Two dice are rolled. Determine the probability of the following.Rolling an even number or a number greater than 7

Answer 1

We are given that two dices are rolled. Since each dice has numbers from 1 to 6, the total possible outcomes are:

`\begin{gathered} (1,1)(1,2)(1,3)(1,4)(1,5)(1,6) \\ (2,1)(2,2)(2,3)(2,4)(2,5)(2,6) \\ (3,1)(3,2)(3,3)(3,4)(3,5)(3,6) \\ (4,1)(4,2)(4,3)(4,4)(4,5)(4,6) \\ (5,1)(5,2)(5,3)(5,4)(5,5)(5,6) \\ (6,1)(6,2)(6,3)(6,4)(6,5)(6,6) \end{gathered}`

We are asked to determine the probability of getting an even number or a number greater than 7.

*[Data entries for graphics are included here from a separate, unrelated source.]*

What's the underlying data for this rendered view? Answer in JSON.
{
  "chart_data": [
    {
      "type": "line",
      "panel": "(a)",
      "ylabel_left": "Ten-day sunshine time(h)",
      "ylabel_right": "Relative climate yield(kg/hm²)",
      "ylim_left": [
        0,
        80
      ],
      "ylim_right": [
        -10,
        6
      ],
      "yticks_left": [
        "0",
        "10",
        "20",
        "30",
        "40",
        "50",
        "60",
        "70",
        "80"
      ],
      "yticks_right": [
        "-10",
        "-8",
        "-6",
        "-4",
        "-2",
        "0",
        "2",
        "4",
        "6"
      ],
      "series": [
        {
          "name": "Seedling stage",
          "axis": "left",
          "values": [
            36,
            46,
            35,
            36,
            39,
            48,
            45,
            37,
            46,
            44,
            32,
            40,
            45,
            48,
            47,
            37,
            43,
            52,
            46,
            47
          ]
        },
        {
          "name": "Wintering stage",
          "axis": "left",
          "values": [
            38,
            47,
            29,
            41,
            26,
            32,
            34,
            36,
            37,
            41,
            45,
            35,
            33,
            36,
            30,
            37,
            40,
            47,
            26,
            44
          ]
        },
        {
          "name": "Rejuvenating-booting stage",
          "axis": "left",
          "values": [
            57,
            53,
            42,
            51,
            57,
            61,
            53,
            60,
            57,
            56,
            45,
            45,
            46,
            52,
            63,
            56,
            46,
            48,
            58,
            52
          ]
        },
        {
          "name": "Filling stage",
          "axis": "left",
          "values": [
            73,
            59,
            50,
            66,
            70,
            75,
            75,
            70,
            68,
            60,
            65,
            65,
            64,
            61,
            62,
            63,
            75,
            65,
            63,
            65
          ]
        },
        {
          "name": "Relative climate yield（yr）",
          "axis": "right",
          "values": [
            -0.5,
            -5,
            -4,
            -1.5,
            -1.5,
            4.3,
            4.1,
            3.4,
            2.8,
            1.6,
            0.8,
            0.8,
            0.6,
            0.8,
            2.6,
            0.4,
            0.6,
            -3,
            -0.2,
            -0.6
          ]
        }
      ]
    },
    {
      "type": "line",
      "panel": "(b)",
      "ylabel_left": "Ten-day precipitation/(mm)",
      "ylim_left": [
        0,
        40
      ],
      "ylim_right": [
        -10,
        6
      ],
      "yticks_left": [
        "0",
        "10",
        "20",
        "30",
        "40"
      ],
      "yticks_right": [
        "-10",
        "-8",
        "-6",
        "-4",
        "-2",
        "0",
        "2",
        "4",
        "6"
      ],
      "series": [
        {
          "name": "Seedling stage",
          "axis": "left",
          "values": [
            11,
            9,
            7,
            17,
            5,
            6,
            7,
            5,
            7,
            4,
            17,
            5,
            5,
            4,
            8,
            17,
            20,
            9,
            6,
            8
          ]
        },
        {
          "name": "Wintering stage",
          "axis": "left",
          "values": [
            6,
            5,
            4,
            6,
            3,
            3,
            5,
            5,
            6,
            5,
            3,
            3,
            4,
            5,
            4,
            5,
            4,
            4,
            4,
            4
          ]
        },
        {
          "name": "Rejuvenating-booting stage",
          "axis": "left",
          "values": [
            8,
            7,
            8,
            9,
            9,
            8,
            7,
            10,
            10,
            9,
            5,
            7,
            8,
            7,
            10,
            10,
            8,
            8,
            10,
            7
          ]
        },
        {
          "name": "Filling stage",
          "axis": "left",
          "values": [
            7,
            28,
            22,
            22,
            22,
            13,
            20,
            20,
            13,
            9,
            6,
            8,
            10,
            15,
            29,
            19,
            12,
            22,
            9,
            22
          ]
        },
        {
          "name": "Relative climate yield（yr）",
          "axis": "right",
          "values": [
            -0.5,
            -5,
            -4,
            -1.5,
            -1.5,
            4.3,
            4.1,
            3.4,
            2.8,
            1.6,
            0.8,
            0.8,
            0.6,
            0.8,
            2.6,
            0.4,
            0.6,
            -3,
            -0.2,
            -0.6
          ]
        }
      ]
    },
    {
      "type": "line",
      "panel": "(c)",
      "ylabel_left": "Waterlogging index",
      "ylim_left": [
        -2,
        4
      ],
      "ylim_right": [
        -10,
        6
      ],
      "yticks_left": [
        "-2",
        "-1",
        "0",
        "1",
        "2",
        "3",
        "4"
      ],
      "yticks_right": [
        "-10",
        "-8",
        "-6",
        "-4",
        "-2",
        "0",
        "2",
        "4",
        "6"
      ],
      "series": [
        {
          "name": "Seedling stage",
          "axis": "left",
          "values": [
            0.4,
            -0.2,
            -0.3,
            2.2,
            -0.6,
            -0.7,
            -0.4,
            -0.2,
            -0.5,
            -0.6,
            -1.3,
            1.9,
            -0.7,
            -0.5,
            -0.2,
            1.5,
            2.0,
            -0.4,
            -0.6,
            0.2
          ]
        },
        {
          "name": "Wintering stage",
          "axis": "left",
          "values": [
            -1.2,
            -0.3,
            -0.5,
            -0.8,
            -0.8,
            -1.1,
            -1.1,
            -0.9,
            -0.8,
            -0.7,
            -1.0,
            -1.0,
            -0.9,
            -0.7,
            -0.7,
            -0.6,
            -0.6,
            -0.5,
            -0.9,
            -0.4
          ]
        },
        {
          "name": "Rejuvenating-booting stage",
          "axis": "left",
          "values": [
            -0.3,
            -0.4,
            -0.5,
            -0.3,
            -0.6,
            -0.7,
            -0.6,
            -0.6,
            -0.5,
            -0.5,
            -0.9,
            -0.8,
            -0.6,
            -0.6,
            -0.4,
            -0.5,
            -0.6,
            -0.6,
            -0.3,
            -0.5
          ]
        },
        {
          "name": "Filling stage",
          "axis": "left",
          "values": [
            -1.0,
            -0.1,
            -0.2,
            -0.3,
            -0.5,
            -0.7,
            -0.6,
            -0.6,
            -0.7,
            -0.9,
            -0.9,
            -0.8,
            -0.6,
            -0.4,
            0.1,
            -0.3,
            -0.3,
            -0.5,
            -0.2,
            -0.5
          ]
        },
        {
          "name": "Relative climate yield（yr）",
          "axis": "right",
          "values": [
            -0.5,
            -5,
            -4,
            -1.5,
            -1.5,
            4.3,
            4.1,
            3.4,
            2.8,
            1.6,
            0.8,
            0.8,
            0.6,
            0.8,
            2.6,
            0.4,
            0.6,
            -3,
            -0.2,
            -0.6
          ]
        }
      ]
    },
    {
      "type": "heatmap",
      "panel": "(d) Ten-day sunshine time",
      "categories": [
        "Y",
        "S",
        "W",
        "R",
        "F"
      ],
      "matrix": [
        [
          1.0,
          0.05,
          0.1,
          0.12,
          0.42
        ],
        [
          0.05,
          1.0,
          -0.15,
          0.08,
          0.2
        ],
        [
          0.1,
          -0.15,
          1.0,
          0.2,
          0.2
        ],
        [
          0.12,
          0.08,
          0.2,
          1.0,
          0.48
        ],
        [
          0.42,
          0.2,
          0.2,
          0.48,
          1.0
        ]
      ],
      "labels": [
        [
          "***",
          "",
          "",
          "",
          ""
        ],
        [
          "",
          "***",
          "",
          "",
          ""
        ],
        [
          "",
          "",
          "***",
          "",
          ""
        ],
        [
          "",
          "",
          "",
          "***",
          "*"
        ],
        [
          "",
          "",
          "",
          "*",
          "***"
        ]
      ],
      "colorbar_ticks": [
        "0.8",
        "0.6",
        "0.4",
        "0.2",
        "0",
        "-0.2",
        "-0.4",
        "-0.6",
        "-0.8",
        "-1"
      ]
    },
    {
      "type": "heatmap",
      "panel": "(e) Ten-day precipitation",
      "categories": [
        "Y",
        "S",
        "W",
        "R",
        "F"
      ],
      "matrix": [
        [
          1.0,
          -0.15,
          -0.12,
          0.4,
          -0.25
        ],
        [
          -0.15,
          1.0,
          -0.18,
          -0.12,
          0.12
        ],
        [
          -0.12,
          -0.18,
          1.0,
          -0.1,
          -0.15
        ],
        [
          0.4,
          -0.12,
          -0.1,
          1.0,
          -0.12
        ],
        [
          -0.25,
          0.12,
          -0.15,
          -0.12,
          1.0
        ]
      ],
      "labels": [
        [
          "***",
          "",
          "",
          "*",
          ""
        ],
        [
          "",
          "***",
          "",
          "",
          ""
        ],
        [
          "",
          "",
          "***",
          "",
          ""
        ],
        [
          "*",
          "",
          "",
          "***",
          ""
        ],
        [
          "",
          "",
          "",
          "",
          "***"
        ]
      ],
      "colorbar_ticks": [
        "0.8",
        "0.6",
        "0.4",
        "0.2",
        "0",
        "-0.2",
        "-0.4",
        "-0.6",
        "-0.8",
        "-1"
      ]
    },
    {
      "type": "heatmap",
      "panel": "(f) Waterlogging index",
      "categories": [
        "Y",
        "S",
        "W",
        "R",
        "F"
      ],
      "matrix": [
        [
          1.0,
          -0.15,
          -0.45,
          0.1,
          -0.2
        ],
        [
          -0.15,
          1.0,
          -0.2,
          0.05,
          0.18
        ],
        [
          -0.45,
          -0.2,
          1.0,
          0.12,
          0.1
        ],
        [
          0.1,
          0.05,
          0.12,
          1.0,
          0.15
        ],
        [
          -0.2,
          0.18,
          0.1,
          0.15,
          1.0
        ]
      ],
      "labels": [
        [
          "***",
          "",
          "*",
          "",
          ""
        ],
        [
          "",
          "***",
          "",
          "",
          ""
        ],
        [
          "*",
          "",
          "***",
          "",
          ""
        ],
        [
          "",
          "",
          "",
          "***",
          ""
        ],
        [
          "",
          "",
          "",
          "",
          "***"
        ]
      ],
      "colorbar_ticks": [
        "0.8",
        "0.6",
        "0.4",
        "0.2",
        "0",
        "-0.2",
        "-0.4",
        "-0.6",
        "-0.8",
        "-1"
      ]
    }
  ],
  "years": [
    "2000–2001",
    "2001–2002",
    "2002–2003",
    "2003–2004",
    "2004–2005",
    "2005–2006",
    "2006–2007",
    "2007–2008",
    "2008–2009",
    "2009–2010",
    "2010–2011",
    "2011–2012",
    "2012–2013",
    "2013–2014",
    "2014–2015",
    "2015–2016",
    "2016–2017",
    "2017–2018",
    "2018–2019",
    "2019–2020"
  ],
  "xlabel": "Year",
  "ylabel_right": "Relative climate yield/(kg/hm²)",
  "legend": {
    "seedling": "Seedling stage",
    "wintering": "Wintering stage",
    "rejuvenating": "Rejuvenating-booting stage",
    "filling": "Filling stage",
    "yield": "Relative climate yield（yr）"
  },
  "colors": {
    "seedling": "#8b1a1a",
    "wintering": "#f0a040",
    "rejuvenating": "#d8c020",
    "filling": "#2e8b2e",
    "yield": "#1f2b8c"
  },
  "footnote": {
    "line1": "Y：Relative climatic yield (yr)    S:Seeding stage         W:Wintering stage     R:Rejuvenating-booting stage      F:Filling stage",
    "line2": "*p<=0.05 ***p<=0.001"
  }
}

To do that we will use the following relationship:

`P(A\text{ or B\rparen=}P(A)+P(B)`

Where:

`\begin{gathered} A=\text{ even number} \\ B=\text{ number greater than 7} \end{gathered}`

To determine the probability of getting an even number we need to determine the number of outcomes where there is an even number. Those outcomes are:

`\begin{gathered} (1,2)(1,4)(1,6) \\ (2,1)(2,2)(2,3)(2,4)(2,5)(2,6) \\ (3,2)(3,4)(3,6) \\ (4,1)(4,2)(4,3)(4,4)(4,5)(4,6) \\ (5,2)(5,4)(5,6) \\ (6,1)(6,2)(6,3)(6,4)(6,5)(6,6) \end{gathered}`

There are a total of 27 outcomes where there is an even number out of a total of 36 possible outcomes, therefore, the probability of getting an even number is:

`P(A)=(27)/(36)`

To determine the number of outcomes where there is a number greater than 7 we notice that since each dice is numbered from 1 to 6 this means that there is no number greater than 7 therefore, the probability is zero:

`P(B)=(0)/(36)=0`

Substituting in the formula for both probabilities we get:

`P(AorB)=(27)/(36)+0=(27)/(36)`

Therefore, the probability of getting an even number or a number greater than 7 is 27/36.